Eşi Çirkinleşti diye Dertleneni Kınamak

Evlilik

Zor bir konuyu yazacağım şimdi size. Yazının başında şu görüşümü anlamanız lazım: aldatılmak asla, kata, hiçbir şekilde (sen aldatmadığın sürece) hak edilmez. Eşiniz dünyanın en çirkin insanı hale gelsin, elinizi sürmek istemeyin vs. vs. Al-da-ta-maz-sı-nız. Konuşursunuz, düzelmesini istediğiniz konuları söylersiniz, tavır koyarsınız, boşanırsınız, açık evliliğe geçersiniz ama eşinizin haberi yokken 3. kişileri bu bahaneyle hayatınıza katmak kahpeliktir. Nokta.

Burayı anladığınızı düşünüyorum ve asıl soruyu soruyorum. İnsan insanı her haliyle kabul etmek zorunda mı? Bence değil. Evet kulağa hoş gelmediğini biliyorum. Evet, hastalıkta ve sağlıkta dedik.
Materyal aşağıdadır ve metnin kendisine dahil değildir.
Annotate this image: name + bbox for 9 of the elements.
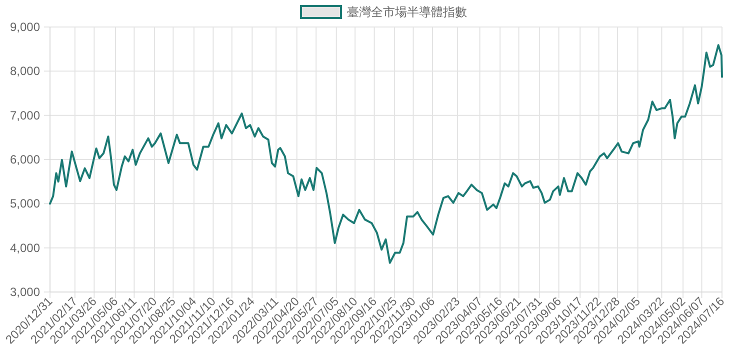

Evet, risk aldık ve kabullenici olmamız lazım.

Ama bence “bir insan eşini her haliyle beğenmeli” kantarın topuzunu kaçıran bir bakış, sevmeli demiyorum bak, “beğenmeli” kısmına takılıyorum. Olumlama yapabilmemizin bir sınırı var. Evet, olumlama yapabilir ve sorunları gözümüzde büyütmekle savaşabiliriz, bence yapmalıyız da. Ama nereye kadar?

Ben bu konulara şöyle bakıyorum: sen kendine karşı acımasız ve yüksek beklentilerde olacaksın, karşındaki kişiye de hoşgörülü ve makul beklentilerde. Bunu çift olarak karşılıklı düstur edineceksiniz.

Bu arada, bu yazıyı kadınları özne düşünerek yazmıyorum. Toplum ve ataerkil sistem bastırmak yoluna gidip erkeğin rahatı için bunca yıl inkar etmiş olsa da, kadın da erkeğin görünümüyle ilgilenir ve yakışıklı, bakımlı bedene arzu duyar. Erkek kadar duymayabilir, ama bu duyduğu gerçeğini değiştirmez ve önemsizleştirmez.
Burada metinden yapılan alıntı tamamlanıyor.